Возникает проблема красивых слов. Сам Гумилев очень уместно в статье о поэзии приводит слова Кольриджа, что «поэзия — это лучшие слова в лучшем порядке». Определение очень эффектное, и в нем много смысла. Однако современные поэты пошли по иному пути. Они поняли, что нет ничего опаснее красивых слов: пустое содержание кричит о себе в высоком слоге, и надо уйти в обыденное, найти «свежинку», отсюда новые предметы и темы…

«Петух, в навозной куче роясь…» Стало очень много любителей рыться в этой куче — и очень мало жемчугов! Наша лирика, даже в лучших своих представителях, стала материалистической: ее интересует жизнь предмета, реальная ситуация, она разучилась взлетать и мечтать…

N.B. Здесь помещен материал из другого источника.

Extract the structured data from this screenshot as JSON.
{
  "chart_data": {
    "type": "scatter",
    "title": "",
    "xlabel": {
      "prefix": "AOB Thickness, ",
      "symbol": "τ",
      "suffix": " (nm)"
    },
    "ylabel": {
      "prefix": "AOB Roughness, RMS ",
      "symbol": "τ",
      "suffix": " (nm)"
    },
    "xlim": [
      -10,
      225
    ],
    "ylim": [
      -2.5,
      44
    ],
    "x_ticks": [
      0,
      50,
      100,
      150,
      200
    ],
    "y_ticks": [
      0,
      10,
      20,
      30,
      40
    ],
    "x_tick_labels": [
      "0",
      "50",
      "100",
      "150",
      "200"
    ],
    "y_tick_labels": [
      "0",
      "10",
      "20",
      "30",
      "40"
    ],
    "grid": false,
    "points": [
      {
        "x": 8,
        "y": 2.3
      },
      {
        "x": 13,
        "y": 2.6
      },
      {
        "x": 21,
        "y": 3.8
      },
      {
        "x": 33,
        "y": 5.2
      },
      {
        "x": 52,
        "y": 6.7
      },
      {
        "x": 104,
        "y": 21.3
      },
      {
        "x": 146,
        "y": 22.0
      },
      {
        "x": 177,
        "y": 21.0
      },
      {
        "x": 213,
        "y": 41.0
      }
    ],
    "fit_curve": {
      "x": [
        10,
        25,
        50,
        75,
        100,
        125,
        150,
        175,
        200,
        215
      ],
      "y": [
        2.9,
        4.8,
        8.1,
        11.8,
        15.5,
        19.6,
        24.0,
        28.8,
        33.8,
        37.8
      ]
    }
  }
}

Однако слова «материалистическая лирика» — абсурд, это значит «мертвая лирика». И Гумилев более всего опасался такой бесславной смерти. Мы привыкли к обыденным явлениям и вовсе не рассматриваем поэзию как язык богов, как некую духовную субстанцию… Нам привычно и удобно читать стишки о привычном, и поэты писали о мотоциклах и аэропортах, стальных птицах и охране животных…

Результат? Мы вдруг проснулись и увидели, что у нас больше нет поэзии. В ней не стало той бесконечности и потусторонности, тайны и зовов, красоты и силы. Мифология заменена набором обыденных отражений, которые поэты пытаются заставить жить, раскрашивают — да-да, более всего это напоминает детские раскраски…

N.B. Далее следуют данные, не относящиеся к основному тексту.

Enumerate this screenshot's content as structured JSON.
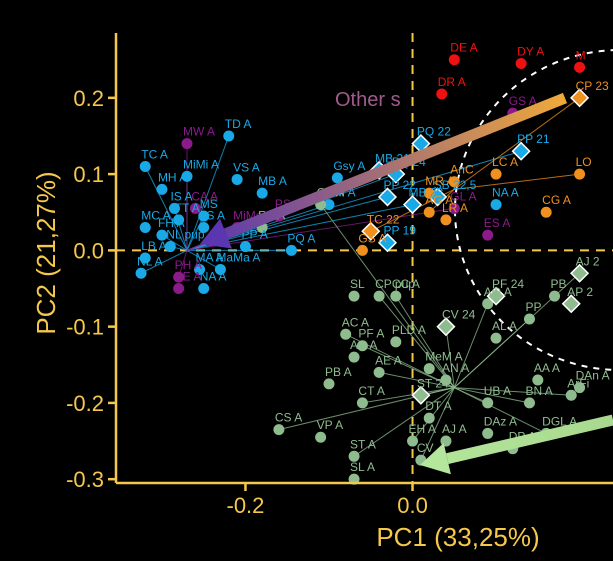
{
  "chart_data": {
    "type": "scatter",
    "title": "",
    "xlabel": "PC1 (33,25%)",
    "ylabel": "PC2 (21,27%)",
    "xlim": [
      -0.355,
      0.24
    ],
    "ylim": [
      -0.305,
      0.285
    ],
    "x_ticks": [
      {
        "v": -0.2,
        "label": "-0.2"
      },
      {
        "v": 0.0,
        "label": "0.0"
      }
    ],
    "y_ticks": [
      {
        "v": 0.2,
        "label": "0.2"
      },
      {
        "v": 0.1,
        "label": "0.1"
      },
      {
        "v": 0.0,
        "label": "0.0"
      },
      {
        "v": -0.1,
        "label": "-0.1"
      },
      {
        "v": -0.2,
        "label": "-0.2"
      },
      {
        "v": -0.3,
        "label": "-0.3"
      }
    ],
    "colors": {
      "axis": "#f5c84c",
      "blue": "#19a9e6",
      "purple": "#8b1a8b",
      "green": "#8fbc8f",
      "orange": "#f0901e",
      "red": "#ee1111"
    },
    "annotation": "Other s",
    "series": [
      {
        "group": "blue",
        "points": [
          {
            "x": -0.22,
            "y": 0.15,
            "label": "TD A"
          },
          {
            "x": -0.21,
            "y": 0.093,
            "label": "VS A"
          },
          {
            "x": -0.27,
            "y": 0.097,
            "label": "MiMi A"
          },
          {
            "x": -0.18,
            "y": 0.075,
            "label": "MB A"
          },
          {
            "x": -0.1,
            "y": 0.06,
            "label": "MM A"
          },
          {
            "x": -0.09,
            "y": 0.095,
            "label": "Gsy A"
          },
          {
            "x": -0.32,
            "y": 0.11,
            "label": "TC A"
          },
          {
            "x": -0.3,
            "y": 0.08,
            "label": "MH A"
          },
          {
            "x": -0.285,
            "y": 0.055,
            "label": "IS A"
          },
          {
            "x": -0.32,
            "y": 0.03,
            "label": "MC A"
          },
          {
            "x": -0.3,
            "y": 0.02,
            "label": "FH A"
          },
          {
            "x": -0.28,
            "y": 0.04,
            "label": "TT A"
          },
          {
            "x": -0.25,
            "y": 0.045,
            "label": "MS"
          },
          {
            "x": -0.25,
            "y": 0.03,
            "label": "LS A"
          },
          {
            "x": -0.29,
            "y": 0.005,
            "label": "NL pup"
          },
          {
            "x": -0.32,
            "y": -0.01,
            "label": "LB A"
          },
          {
            "x": -0.325,
            "y": -0.03,
            "label": "NL A"
          },
          {
            "x": -0.2,
            "y": 0.005,
            "label": "PP A"
          },
          {
            "x": -0.145,
            "y": 0.0,
            "label": "PQ A"
          },
          {
            "x": -0.255,
            "y": -0.025,
            "label": "MA A"
          },
          {
            "x": -0.23,
            "y": -0.025,
            "label": "MaMa A"
          },
          {
            "x": -0.25,
            "y": -0.05,
            "label": "NA A"
          },
          {
            "x": -0.02,
            "y": 0.1,
            "label": "PQ 24"
          },
          {
            "x": 0.03,
            "y": 0.07,
            "label": "SB 22,5"
          },
          {
            "x": 0.13,
            "y": 0.13,
            "label": "PP 21"
          },
          {
            "x": 0.1,
            "y": 0.06,
            "label": "NA A"
          },
          {
            "x": -0.04,
            "y": 0.105,
            "label": "MB 21"
          },
          {
            "x": 0.01,
            "y": 0.14,
            "label": "PQ 22"
          },
          {
            "x": -0.03,
            "y": 0.07,
            "label": "PP 22"
          },
          {
            "x": -0.03,
            "y": 0.01,
            "label": "PP 19"
          },
          {
            "x": 0.0,
            "y": 0.06,
            "label": "MB 22"
          }
        ]
      },
      {
        "group": "purple",
        "points": [
          {
            "x": -0.27,
            "y": 0.14,
            "label": "MW A"
          },
          {
            "x": -0.26,
            "y": 0.055,
            "label": "CA A"
          },
          {
            "x": -0.16,
            "y": 0.045,
            "label": "PS A"
          },
          {
            "x": -0.21,
            "y": 0.03,
            "label": "MiMe A"
          },
          {
            "x": -0.28,
            "y": -0.035,
            "label": "PH A"
          },
          {
            "x": -0.28,
            "y": -0.05,
            "label": "PE A"
          },
          {
            "x": 0.05,
            "y": 0.055,
            "label": "GL A"
          },
          {
            "x": 0.09,
            "y": 0.02,
            "label": "ES A"
          },
          {
            "x": 0.12,
            "y": 0.18,
            "label": "GS A"
          }
        ]
      },
      {
        "group": "green",
        "points": [
          {
            "x": -0.02,
            "y": -0.06,
            "label": "CC A"
          },
          {
            "x": -0.07,
            "y": -0.06,
            "label": "SL"
          },
          {
            "x": 0.04,
            "y": -0.1,
            "label": "CV 24"
          },
          {
            "x": 0.04,
            "y": -0.17,
            "label": "AN A"
          },
          {
            "x": 0.09,
            "y": -0.07,
            "label": "AO A"
          },
          {
            "x": 0.1,
            "y": -0.115,
            "label": "AL A"
          },
          {
            "x": -0.08,
            "y": -0.11,
            "label": "AC A"
          },
          {
            "x": -0.07,
            "y": -0.14,
            "label": "AC A"
          },
          {
            "x": -0.06,
            "y": -0.125,
            "label": "PF A"
          },
          {
            "x": -0.02,
            "y": -0.12,
            "label": "PLD A"
          },
          {
            "x": -0.04,
            "y": -0.16,
            "label": "AE A"
          },
          {
            "x": 0.02,
            "y": -0.155,
            "label": "MeM A"
          },
          {
            "x": 0.01,
            "y": -0.19,
            "label": "ST 24"
          },
          {
            "x": -0.1,
            "y": -0.175,
            "label": "PB A"
          },
          {
            "x": -0.06,
            "y": -0.2,
            "label": "CT A"
          },
          {
            "x": 0.02,
            "y": -0.22,
            "label": "DT A"
          },
          {
            "x": 0.0,
            "y": -0.25,
            "label": "EH A"
          },
          {
            "x": 0.04,
            "y": -0.25,
            "label": "AJ A"
          },
          {
            "x": 0.09,
            "y": -0.2,
            "label": "UB A"
          },
          {
            "x": 0.09,
            "y": -0.24,
            "label": "DAz A"
          },
          {
            "x": 0.14,
            "y": -0.2,
            "label": "BN A"
          },
          {
            "x": 0.15,
            "y": -0.17,
            "label": "AA A"
          },
          {
            "x": 0.16,
            "y": -0.24,
            "label": "DGL A"
          },
          {
            "x": 0.2,
            "y": -0.18,
            "label": "DAn A"
          },
          {
            "x": 0.19,
            "y": -0.19,
            "label": "ArFi"
          },
          {
            "x": 0.12,
            "y": -0.26,
            "label": "DP A"
          },
          {
            "x": -0.16,
            "y": -0.235,
            "label": "CS A"
          },
          {
            "x": -0.11,
            "y": -0.245,
            "label": "VP A"
          },
          {
            "x": -0.07,
            "y": -0.27,
            "label": "ST A"
          },
          {
            "x": -0.07,
            "y": -0.3,
            "label": "SL A"
          },
          {
            "x": 0.01,
            "y": -0.275,
            "label": "CV"
          },
          {
            "x": 0.17,
            "y": -0.06,
            "label": "PB"
          },
          {
            "x": 0.2,
            "y": -0.03,
            "label": "AJ 2"
          },
          {
            "x": 0.19,
            "y": -0.07,
            "label": "AP 2"
          },
          {
            "x": 0.14,
            "y": -0.09,
            "label": "PP"
          },
          {
            "x": 0.1,
            "y": -0.06,
            "label": "PF 24"
          },
          {
            "x": -0.04,
            "y": -0.06,
            "label": "CP pup"
          },
          {
            "x": -0.18,
            "y": 0.03,
            "label": "RP A"
          },
          {
            "x": -0.11,
            "y": 0.06,
            "label": "CB A"
          }
        ]
      },
      {
        "group": "orange",
        "points": [
          {
            "x": 0.05,
            "y": 0.09,
            "label": "AnC"
          },
          {
            "x": 0.1,
            "y": 0.1,
            "label": "LC A"
          },
          {
            "x": 0.2,
            "y": 0.2,
            "label": "CP 23"
          },
          {
            "x": 0.02,
            "y": 0.075,
            "label": "MR A"
          },
          {
            "x": 0.02,
            "y": 0.05,
            "label": "AG A"
          },
          {
            "x": 0.04,
            "y": 0.04,
            "label": "LR A"
          },
          {
            "x": 0.2,
            "y": 0.1,
            "label": "LO"
          },
          {
            "x": 0.16,
            "y": 0.05,
            "label": "CG A"
          },
          {
            "x": -0.05,
            "y": 0.025,
            "label": "TC 22"
          },
          {
            "x": -0.06,
            "y": 0.0,
            "label": "GS A"
          }
        ]
      },
      {
        "group": "red",
        "points": [
          {
            "x": 0.05,
            "y": 0.25,
            "label": "DE A"
          },
          {
            "x": 0.13,
            "y": 0.245,
            "label": "DY A"
          },
          {
            "x": 0.035,
            "y": 0.205,
            "label": "DR A"
          },
          {
            "x": 0.2,
            "y": 0.24,
            "label": "M"
          }
        ]
      }
    ]
  }
}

Она стала такой же, как веник или форточка, только чуть изящнее, легче.

В лучшем случае она стала игрушкой — мы не говорим тут о худших случаях…

Читая Гумилева, мы размышляем о настоящей поэзии. А настоящая лирика поражает неким током, в ней есть космический вихрь, огонь и свет: в глубинах ее бьются стихии. Они скрыты от досужего взгляда, но иногда в какой-то мелочи — в звонком рожке или поющей скрипке, которая вдруг оживит и взорвет всю строку и обратит обычные смертные слова в бессмертную Лирику! — или в таинственной интонации, или в идее, которая покажется обыденной или нелепой пошлому уму, а духовному человеку вдруг откроет Галактику… Поэт и сам об этом часто не знает. Он вдруг призовет вас

Отвоевывать древний Родос…

— и распахнется огромное небо. Чтобы написать одну эту строку, надо быть носителем мировой культуры… Поэзия — это духовная плазма, и как плазма она принципиально неудержима в материи: разрывает ее или гибнет в ней.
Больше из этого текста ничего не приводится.